With the success of the ABC guides, Allan was having to divide his time between Staines, where the publishing office was based at his parents' home, Waterloo and where some of the Southern Railway's offices had been relocated. This demanding schedule led Allan to resign from the Southern Railway in 1945 to set up his own publishing company, Ian Allan Ltd. One of the first directors of the company was Cecil J. Allen, the best-known railway writer at that time, who had agreed to author Ian Allan's first book, Titled Trains of Great Britain. In 1946, C. J. Allen's son, Geoffrey Freeman Allen, joined the staff and was later to become Joint Managing Director.

In 1946, Allan founded Trains Illustrated magazine, which became Modern Railways in 1962. Buses Illustrated was introduced in 1949 as well as the Railway Modeller. In 1950, the company moved to larger premises on Hampton Court Road. In 1957, the Locomotive Publishing Company was acquired and its collection of 25,000 glass negatives became part of the Ian Allan collection. In addition, its publication the Locomotive was incorporated into Trains Illustrated.

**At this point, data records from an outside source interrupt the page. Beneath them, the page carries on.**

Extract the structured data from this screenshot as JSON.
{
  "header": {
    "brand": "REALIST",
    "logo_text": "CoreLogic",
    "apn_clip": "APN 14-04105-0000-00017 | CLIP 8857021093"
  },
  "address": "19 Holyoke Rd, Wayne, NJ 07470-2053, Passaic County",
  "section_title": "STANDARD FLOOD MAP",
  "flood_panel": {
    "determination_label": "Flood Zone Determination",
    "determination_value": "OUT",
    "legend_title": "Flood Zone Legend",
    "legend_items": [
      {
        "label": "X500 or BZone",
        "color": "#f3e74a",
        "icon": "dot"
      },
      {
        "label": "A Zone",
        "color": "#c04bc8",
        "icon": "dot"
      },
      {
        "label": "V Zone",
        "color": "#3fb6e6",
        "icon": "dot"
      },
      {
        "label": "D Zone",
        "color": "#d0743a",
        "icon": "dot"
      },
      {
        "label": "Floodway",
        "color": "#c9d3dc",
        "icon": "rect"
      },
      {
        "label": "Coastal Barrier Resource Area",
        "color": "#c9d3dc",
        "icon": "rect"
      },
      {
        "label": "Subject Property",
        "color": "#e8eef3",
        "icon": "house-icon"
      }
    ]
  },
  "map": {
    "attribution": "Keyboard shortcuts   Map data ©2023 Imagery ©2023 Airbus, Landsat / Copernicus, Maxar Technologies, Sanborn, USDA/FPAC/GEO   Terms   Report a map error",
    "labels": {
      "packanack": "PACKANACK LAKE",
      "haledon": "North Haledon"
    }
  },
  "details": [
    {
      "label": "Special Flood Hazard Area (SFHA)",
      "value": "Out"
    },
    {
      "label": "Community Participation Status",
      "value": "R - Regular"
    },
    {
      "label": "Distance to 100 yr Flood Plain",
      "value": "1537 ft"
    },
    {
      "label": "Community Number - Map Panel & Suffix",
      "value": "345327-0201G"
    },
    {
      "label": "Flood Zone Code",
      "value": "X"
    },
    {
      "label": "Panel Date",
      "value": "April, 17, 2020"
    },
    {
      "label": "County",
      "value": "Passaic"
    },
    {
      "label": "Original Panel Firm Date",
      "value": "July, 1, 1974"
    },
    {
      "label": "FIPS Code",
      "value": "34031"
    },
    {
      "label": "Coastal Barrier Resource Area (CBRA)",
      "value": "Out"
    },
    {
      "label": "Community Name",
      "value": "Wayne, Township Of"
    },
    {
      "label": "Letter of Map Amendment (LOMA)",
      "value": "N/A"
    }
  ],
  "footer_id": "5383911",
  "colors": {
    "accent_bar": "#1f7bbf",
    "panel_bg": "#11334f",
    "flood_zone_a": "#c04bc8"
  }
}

Ian Allan Publishing reflected Allan's main hobbies. In addition to railway publishing, the company covered an extensive catalogue of Masonic publications. From the 1990s the Masonic titles were transferred to Ian Allan Publishing's dedicated subsidiary imprint Lewis Masonic.

==Freemasonry==
Ian Allan was a highly active Freemason, initiated in October 1955 in the Ashford Manor Lodge No 5045 at Staines. Later he also joined the Albert Duke of York Lodge No 4970 (also in Middlesex), and the Christ's Hospital Lodge No 2650 in London. He held senior rank in the masonic Province of Middlesex, and he was also appointed to office in the United Grand Lodge of England, serving as a Past Assistant Grand Director of Ceremonies from 1982 to 1992, and as a Past Junior Grand Deacon from 1992 until his death.

==Other activities==
Allan bought the Hastings Miniature Railway in 1948, and the Great Cockcrow Railway near Chertsey in 1960. He also led a successful campaign to reinstate steam-hauled excursions using privately owned locomotives, after the end of steam on British Rail. He was active in railway preservation and sat on various railway trusts. He was chairman of the Association of Independent Railways, and in the early 1980s was a member of the Transport Users’ Consultative Committee for London.

He served as a governor of several schools. His recreations are listed in Who's Who as "swimming, touring, miniature railways, Freemasonry".

He was made an Officer of the Order of the British Empire (OBE) in 1995.

==Family==
Allan married Mollie Eileen Franklin in 1947. He was survived by her and their two sons.

==Death==
Allan died on 28 June 2015, one day short of his 93rd birthday.